False Sharing
Due to how caching works in modern processors, multiple threads accessing values stored consecutively in memory can result in false sharing where threads do not have truly parallel access which impacts performance. To avoid this, it is recommended that data parallel workloads are subdivided, such that consecutive elements are assigned to the same thread. This would typically be achieved via selecting a larger chunk size, or switching the order of a nested loop.
Other approaches may involve padding structures, by adding redundant variables, to ensure that variables fall into different cache lines. Several compilers also provide methods to hint how memory should be aligned.
Example Code
In the below example the outer loop on the variable i
has been parellelised over the outer loop, when filling a 1000x1000 matrix. It is structured such that the inner loop does not access consecutive values. Therefore by parallelising the outer loop, it is likely that false sharing will occur as threads with consecutive values of i
will access consecutive variables in memory.
const int N = 1000; // Matrix size
// Allocate a 2D matrix as a flattened 1D array
double *matrix = (double*)malloc(N * N * sizeof(double));
// Parallel loop with potential for false sharing
#pragma omp parallel for
for (int i = 0; i < N; ++i) {
for (int j = 0; j < N; ++j) {
matrix[j * N + i] = i + j;
}
}
By changing the order in which matrix
is accessed by i
and j
, such that each inner loop iterates consecutive variables, the potential for false sharing in this scenario can be greatly reduced.
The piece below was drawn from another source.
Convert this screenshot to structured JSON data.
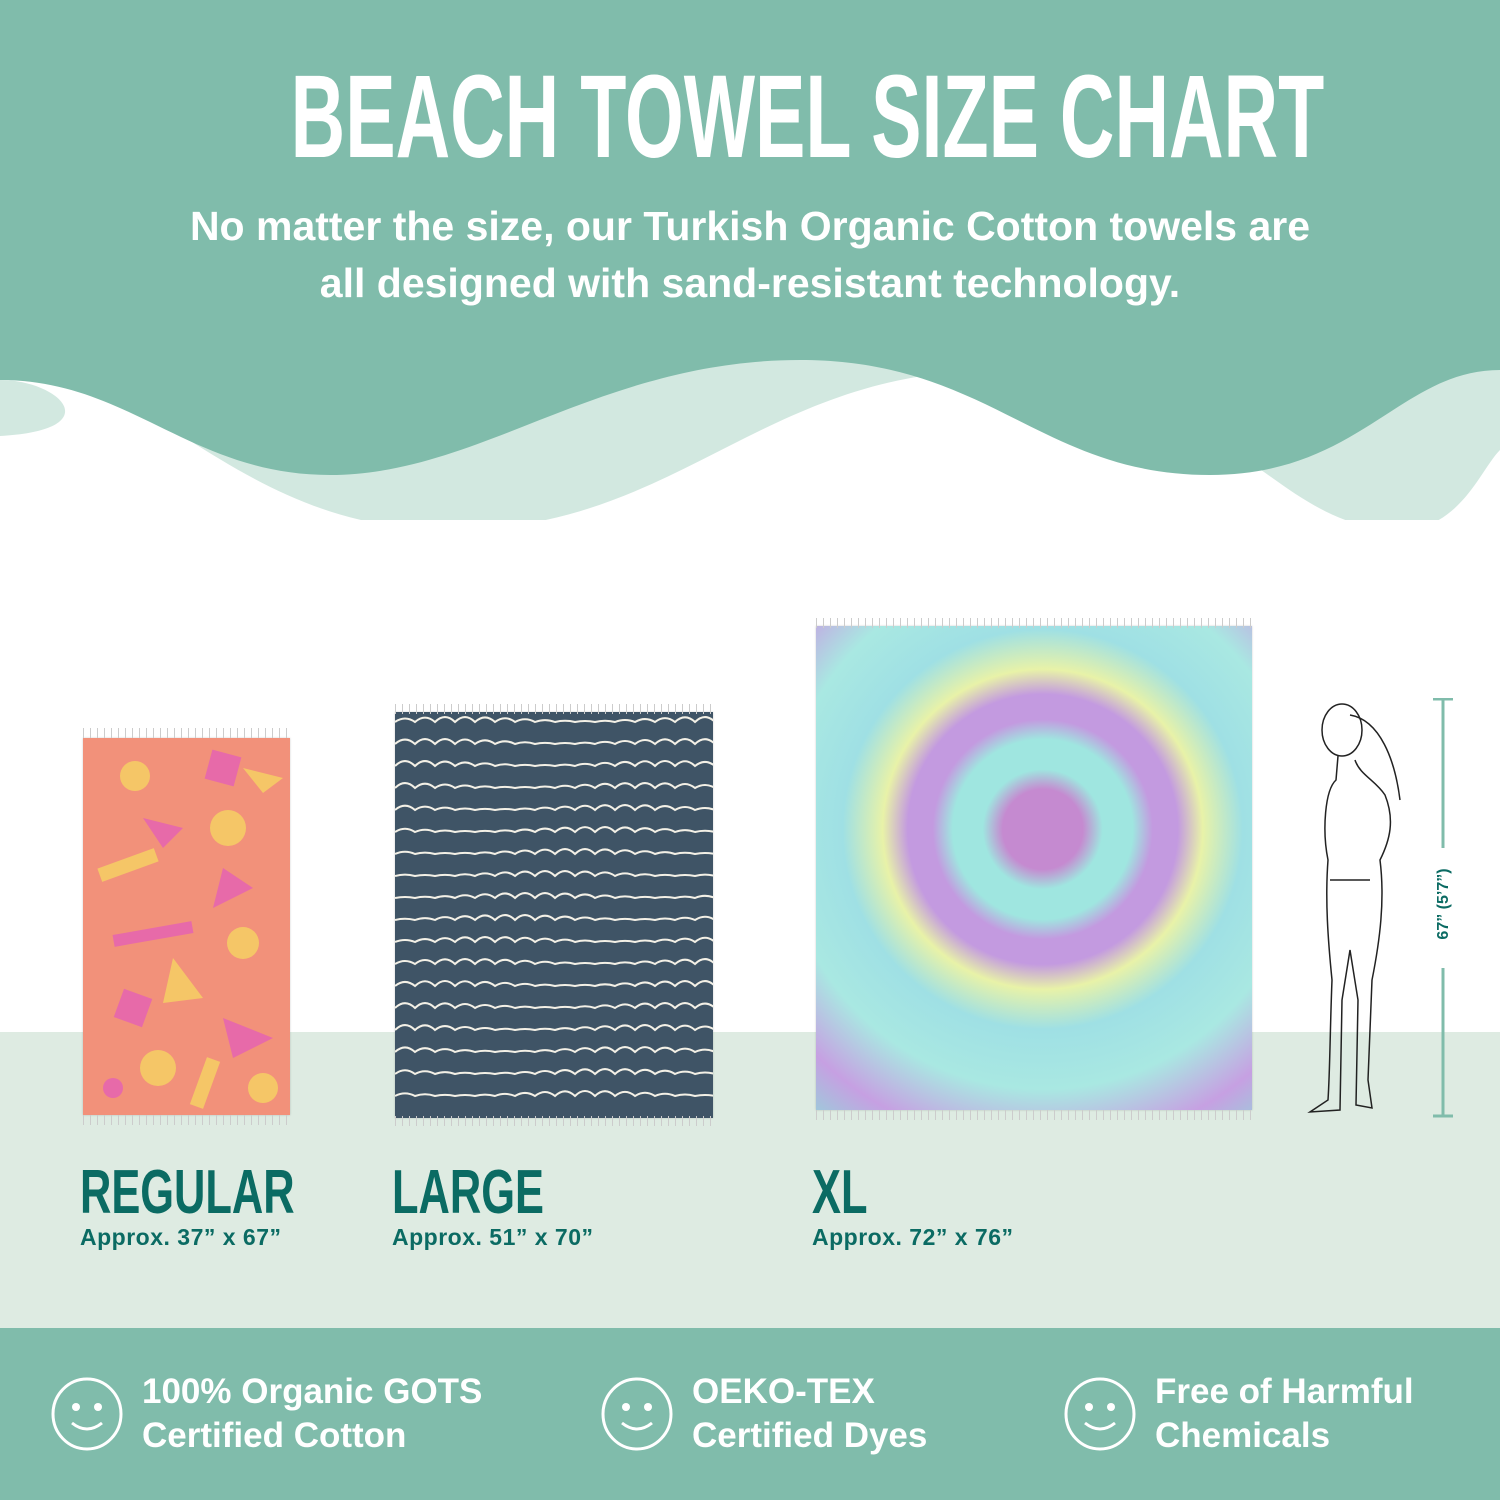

matrix[i * N + j] = i + j;
In this scenario reducing the potential for false sharing produced a 4x speedup when tested.
Example Benchmark
The below code provides expands the above example into a simple benchmark.
#include <cstdlib>
#include <iostream>
#include <omp.h>
#include <ostream>
int main() {
const int N = 1000; // Matrix size
const int num_threads = 8;
// Allocate a 2D matrix as a flattened 1D array
double *matrix = (double*)malloc(N * N * sizeof(double));
// Warmup, this ensures OpenMP is initialised before timing execution
#pragma omp parallel for num_threads(num_threads)
for (int i = 0; i < N * N; ++i) {
matrix[i] = 0;
}
// Benchmarking
const int iterations = 10;
double total_time_without = 0.0, total_time_with = 0.0;
for (int iter = 0; iter < iterations; ++iter) {
double start_time = omp_get_wtime();
// Parallel loop with potential for false sharing
#pragma omp parallel for num_threads(num_threads)
for (int i = 0; i < N; ++i) {
for (int j = 0; j < N; ++j) {
matrix[j * N + i] = i + j;
}
}
double mid_time = omp_get_wtime();
// Parallel loop without potential for false sharing
#pragma omp parallel for num_threads(num_threads)
for (int i = 0; i < N; ++i) {
for (int j = 0; j < N; ++j) {
matrix[i * N + j] = i + j;
}
}
double end_time = omp_get_wtime();
// Process timing
total_time_with += (mid_time - start_time);
total_time_without += (end_time - mid_time);
}
// Print the elapsed time
std::cout << "Elapsed time with: " << total_time_with << " seconds" << std::endl;
std::cout << "Elapsed time without: " << total_time_without << " seconds ";
std::cout << "(" << total_time_with/total_time_without << "x faster)" << std::endl;
return EXIT_SUCCESS;
}
#ifndef _OPENMP
#error This benchmark requires OpenMP support, ensure it is enabled inside compile settings
#endif
In testing this produced the following results
Elapsed time with: 0.0131083 seconds
Elapsed time without: 0.0030481 seconds (4.30048x faster)
Reordering accesses of matrix
to avoid false sharing executed over 4x faster.
The Technical Detail
Modern processors do not directly access variables inside a computers RAM, instead variables are loaded through layers of caches. These caches, L1, L2 & L3 increase in size and get slower with their number. Each CPU core (which can be considered a proxy for a thread), Some of these caches (e.g. L1) are per-core, whereas others (e.g. L3) are shared by all cores CPU.
When a variable is accessed, a full 64 byte cache-line is loaded from the RAM (a typical variable is 4 or 8 bytes). This is stored first in the shared L3 cache, then L2 and subsequently L1 for the relevant CPU core (computation is performed directly in the registers). If a second CPU core, accesses a variable in this same 64 byte cache-line, it will have to load the same cache line either from RAM or the shared L3 cache in to it’s own L1 cache and registers.
As each CPU core using that cache line holds a unique copy in their L1, if one core modifies a variable the cache line is invalidated in all the other cores. This forces them to reload the entire cache line before they can use it again.
If a 64 byte cache line contains 4-byte integers, it could be false shared by as many as 16 CPU cores simultaneously, causing the cache line be reloaded from memory 15 additional times. If instead, each core were assigned data from a unique cache-line, these redundant reloads would be avoided.